EEOC Announces Shift in Combatting Employment Discrimination
The U.S. Equal Employment Opportunity Commission (EEOC) is focusing on combating national origin discrimination against American workers. This includes addressing unlawful employer preferences for non-American workers, such as exploiting wage differences or assuming foreign workers are more compliant or productive. Under Title VII of the Civil Rights Act, national origin discrimination is illegal, regardless of citizenship or immigration status. The EEOC plans to collaborate with other federal agencies to address these issues. Employers should review hiring practices, train managers, and evaluate policies to ensure compliance and foster inclusivity. Click here to learn more about this legal update.
How to Prepare for U.S. Immigration and Customs Enforcement (“ICE”) Actions
With increased attention to immigration enforcement, it’s essential for employers to proactively establish protocols that both ensure compliance and protect the rights of employees. Here are key steps organizations can take:
- Establish Clear Protocols: Develop clear procedures for responding to ICE visits, designate trained contacts, and clarify workplace areas where ICE has access based on warrant types.
- Provide Employee Education: Train frontline employees, like receptionists or security, to professionally handle ICE interactions while protecting legal rights. Ensure they know how to escalate to the appropriate contacts promptly.
- Conduct Internal Document Audits: Regularly review and organize I-9 forms and immigration documents to ensure compliance and prepare for ICE inspections.
- Review and Strengthen Immigration Policies: Update internal immigration policies to ensure compliance and minimize legal or financial risks from employing undocumented workers.
- Plan for Enforcement Scenarios: Create contingency plans to handle ICE actions, including communication, legal strategies, and employee support.
- Support Employee Well-Being: ICE visits can create workplace anxiety. Offering mental health resources, legal support, and clear communication channels helps maintain morale and support employees with concerns about their rights.
WASHINGTON UPDATES
WA Supreme Court: Restrictions on Low-Wage Workers Working for Competitors
On January 23, 2025, the Washington Supreme Court ruled in David v. Freedom Vans LLC that employers cannot broadly restrict low-wage employees from working for competitors during their employment. The case involved two employees earning below twice the state minimum wage, who challenged agreements barring them from outside work. The Court found these restrictions violated Washington’s noncompete law, which protects lower-wage workers. Employers should review agreements and policies to ensure compliance with wage threshold regulations, and consult legal counsel if needed.
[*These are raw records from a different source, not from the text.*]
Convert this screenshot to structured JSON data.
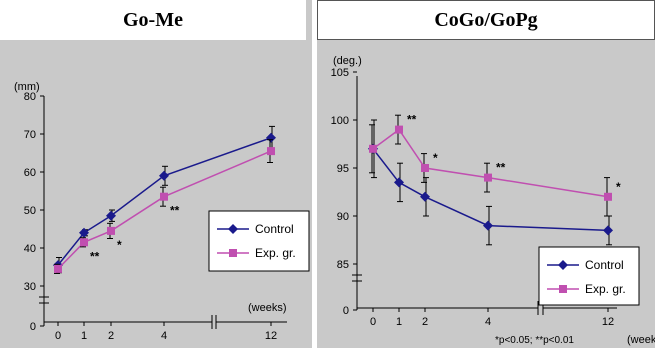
{
  "chart_data": [
    {
      "type": "line",
      "title": "Go-Me",
      "ylabel": "(mm)",
      "xlabel": "(weeks)",
      "y_ticks": [
        "80",
        "70",
        "60",
        "50",
        "40",
        "30",
        "0"
      ],
      "x_ticks": [
        "0",
        "1",
        "2",
        "4",
        "12"
      ],
      "x": [
        0,
        1,
        2,
        4,
        12
      ],
      "ylim": [
        30,
        80
      ],
      "axis_break": true,
      "grid": false,
      "legend_position": "right",
      "series": [
        {
          "name": "Control",
          "values": [
            35.5,
            44,
            48.5,
            59,
            69
          ],
          "errors": [
            2,
            0.8,
            1.5,
            2.5,
            3
          ],
          "color": "#1a1a8c",
          "marker": "diamond"
        },
        {
          "name": "Exp. gr.",
          "values": [
            34.5,
            41.5,
            44.5,
            53.5,
            65.5
          ],
          "errors": [
            1.2,
            1.2,
            2,
            2.5,
            3
          ],
          "color": "#c04fb0",
          "marker": "square"
        }
      ],
      "significance": [
        "",
        "**",
        "*",
        "**",
        ""
      ]
    },
    {
      "type": "line",
      "title": "CoGo/GoPg",
      "ylabel": "(deg.)",
      "xlabel": "(weeks",
      "y_ticks": [
        "105",
        "100",
        "95",
        "90",
        "85",
        "0"
      ],
      "x_ticks": [
        "0",
        "1",
        "2",
        "4",
        "12"
      ],
      "x": [
        0,
        1,
        2,
        4,
        12
      ],
      "ylim": [
        85,
        105
      ],
      "axis_break": true,
      "grid": false,
      "legend_position": "bottom-right",
      "series": [
        {
          "name": "Control",
          "values": [
            97,
            93.5,
            92,
            89,
            88.5
          ],
          "errors": [
            3,
            2,
            2,
            2,
            1.5
          ],
          "color": "#1a1a8c",
          "marker": "diamond"
        },
        {
          "name": "Exp. gr.",
          "values": [
            97,
            99,
            95,
            94,
            92
          ],
          "errors": [
            2.5,
            1.5,
            1.5,
            1.5,
            2
          ],
          "color": "#c04fb0",
          "marker": "square"
        }
      ],
      "significance": [
        "",
        "**",
        "*",
        "**",
        "*"
      ],
      "footnote": "*p<0.05; **p<0.01"
    }
  ]
}
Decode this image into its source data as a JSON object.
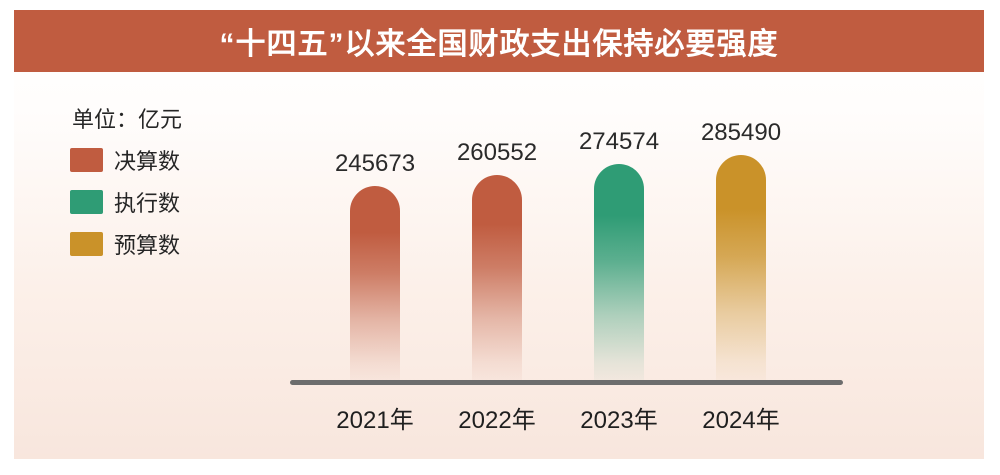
{
  "title": "“十四五”以来全国财政支出保持必要强度",
  "unit_label": "单位：亿元",
  "legend": [
    {
      "label": "决算数",
      "color": "#c05c40"
    },
    {
      "label": "执行数",
      "color": "#2f9c75"
    },
    {
      "label": "预算数",
      "color": "#ca9229"
    }
  ],
  "colors": {
    "banner_bg": "#c05c40",
    "title_text": "#ffffff",
    "panel_gradient_top": "#ffffff",
    "panel_gradient_bottom": "#f8e6dd",
    "axis_line": "#6d6d6d",
    "label_text": "#262626"
  },
  "chart_data": {
    "type": "bar",
    "title": "“十四五”以来全国财政支出保持必要强度",
    "unit": "亿元",
    "categories": [
      "2021年",
      "2022年",
      "2023年",
      "2024年"
    ],
    "values": [
      245673,
      260552,
      274574,
      285490
    ],
    "bar_series": [
      "决算数",
      "决算数",
      "执行数",
      "预算数"
    ],
    "bar_colors": [
      "#c05c40",
      "#c05c40",
      "#2f9c75",
      "#ca9229"
    ],
    "ylim": [
      0,
      285490
    ],
    "grid": false,
    "legend_position": "left"
  }
}
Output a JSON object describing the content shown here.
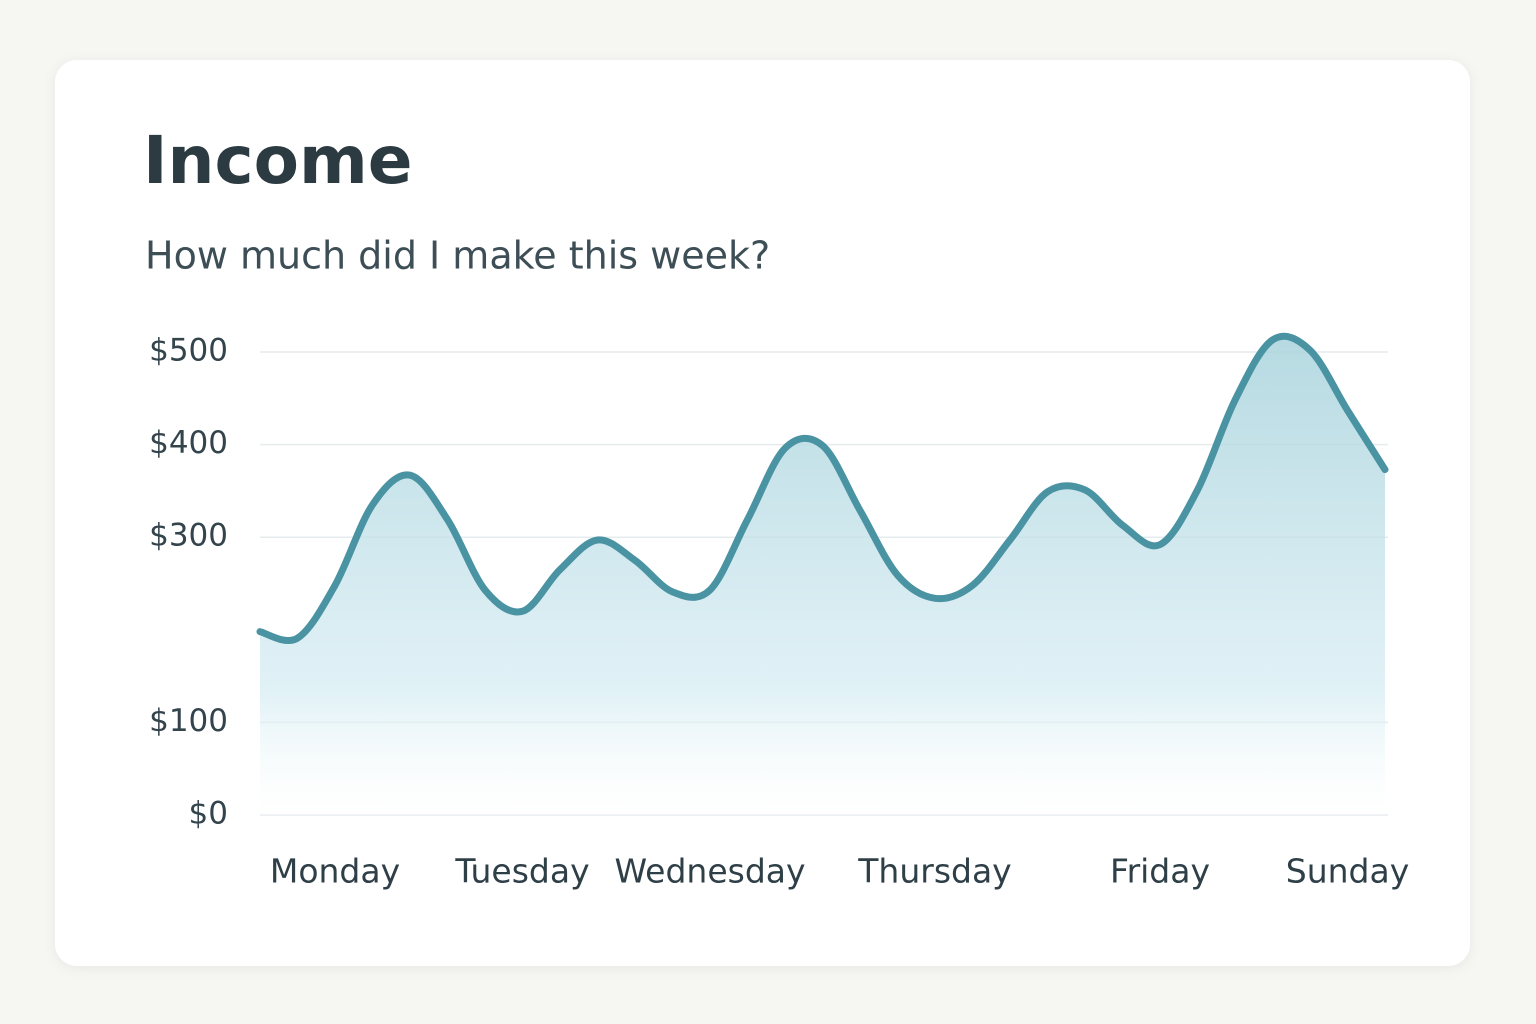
{
  "chart_data": {
    "type": "area",
    "title": "Income",
    "subtitle": "How much did I make this week?",
    "categories": [
      null,
      null,
      "Monday",
      null,
      null,
      null,
      null,
      "Tuesday",
      null,
      null,
      null,
      null,
      "Wednesday",
      null,
      null,
      null,
      null,
      null,
      "Thursday",
      null,
      null,
      null,
      null,
      null,
      "Friday",
      null,
      null,
      null,
      null,
      "Sunday",
      null
    ],
    "values": [
      198,
      191,
      248,
      335,
      367,
      319,
      243,
      220,
      265,
      297,
      275,
      241,
      243,
      319,
      396,
      399,
      329,
      259,
      234,
      248,
      297,
      349,
      351,
      313,
      292,
      351,
      448,
      513,
      502,
      437,
      373
    ],
    "color": "#4a93a3",
    "ylim": [
      0,
      500
    ],
    "yticks": [
      {
        "value": 0,
        "label": "$0"
      },
      {
        "value": 100,
        "label": "$100"
      },
      {
        "value": 300,
        "label": "$300"
      },
      {
        "value": 400,
        "label": "$400"
      },
      {
        "value": 500,
        "label": "$500"
      }
    ],
    "grid": true
  }
}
Washington’s First My Health My Data (MHMD) complaint
A class action lawsuit was filed on February 10, 2025, against an online retailer under Washington’s My Health My Data (MHMD) Act—the first case under this law. The lawsuit alleges the retailer’s advertising division collected and sold consumer location data via an SDK in mobile apps without proper consent. This data, including geolocation and advertising IDs, could reveal sensitive health-related information. The MHMD Act requires clear, written consent for collecting or sharing such data, with enforcement by individuals or the Washington Attorney General. Businesses should review data practices to ensure compliance.